I know that blueberries are a super food–all those antioxidants!–so I grudgingly eat the big ones in July. I bide my time, however, until the tiny, low-bush berries make their appearance a month later. Locally we find most of these in Heath. This town near my own Hawley is high in elevation and rich in good cooks.
 
Heath’s little blue pearls look prettier, taste sweeter, and freeze better than their jumbo counterparts.
 
For years neighbors just ate them, preserved them, and enjoyed them. Lately local food producers have been using Heath’s blueberries to make tasty, useful products. The Benson Place, a Heath grower, makes something called Wonderfully Wild (and it is!) Blueberry Spread.
 
Bart’s Homemade Ice Cream in Greenfield recently began a limited run of a new flavor called CISA Berry Local Blueberry Ice Cream. The company gets its berries from three Heath farms–the Benson Place, Tripp’s, and Burnt Hill. I asked Bart’s president Barbara Fingold about the origins of the project.
 
She reported that her husband and business partner, Gary Schaefer, is on the board of CISA, the Community Involved in Sustaining Agriculture. The organization is interested in making more durable products that use local crops, according to Barbara. In fact, she noted, the blueberry ice cream is “a prototype for future products made by Bart’s Homemade, as well as other local producers.”
 
CISA’s workers helped come up with the name of the ice cream and have assisted in publicizing it. A portion of all sales goes toward CISA’s work promoting local farms and farmers.
 
Barbara informed me that the company hopes to try making local peach ice cream soon. I can’t wait! Meanwhile, my family is savoring the current flavor. According to Barbara, its limited run will end in mid-September–or when the company runs out of the ice cream; she called the response “overwhelmingly positive.”
 
We can’t eat ice cream ALL the time, although some of us would like to–so here’s a simple coffee cake to add to your blueberry repertoire. Make it with large berries if you must, but the tiny ones will make it more delicious. It’s easy to bake and serve when you don’t have a lot of time or energy.  
 
Seasonal Heaven: CISA Berry Local Blueberry Ice Cream (with a few peaches!)

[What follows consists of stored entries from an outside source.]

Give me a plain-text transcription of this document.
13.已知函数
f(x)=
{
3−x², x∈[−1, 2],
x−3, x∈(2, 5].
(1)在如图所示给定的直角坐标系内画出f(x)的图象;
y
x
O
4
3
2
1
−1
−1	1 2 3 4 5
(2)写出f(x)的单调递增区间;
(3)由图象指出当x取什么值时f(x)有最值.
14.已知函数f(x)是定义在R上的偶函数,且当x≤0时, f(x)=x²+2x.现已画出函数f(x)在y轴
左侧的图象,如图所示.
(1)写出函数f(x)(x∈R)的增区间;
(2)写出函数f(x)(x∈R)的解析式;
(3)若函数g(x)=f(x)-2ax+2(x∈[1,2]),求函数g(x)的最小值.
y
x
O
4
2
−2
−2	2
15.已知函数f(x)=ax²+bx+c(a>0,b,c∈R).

Seasonal Heaven: CISA Berry Local Blueberry Ice Cream (with a few peaches!)

 
 
 
Blueberry Snap
 
Ingredients:
 
1/2 cup (1 stick) sweet butter at room temperature
1/2 cup white sugar
2 eggs
1 teaspoon vanilla or almond extract
1 tablespoon baking powder
1/2 teaspoon salt
1-3/4 cups flour
1 cup milk
1 to 2 cups tiny blueberries
1/3 cup brown sugar, firmly packed
1/3 teaspoon cinnamon
1/4 cup finely chopped almonds
 
Instructions:
 
Preheat the oven to 350 degrees. Grease a 9-by9-inch baking pan. Cream together the butter and white sugar. Beat the eggs together and then beat them into the butter-sugar combination. Beat in the extract; then add the baking powder and salt.
 
Add the flour and the milk, alternately, to the butter-sugar-egg mixture, beginning and ending with the flour. Fold in the berries.
 
Pour the batter into the prepared baking dish, and top it with the brown sugar, cinnamon, and nuts (if you are using them). Bake for 50 minutes. Serves 9 (with big pieces) to 12 (with tiny pieces).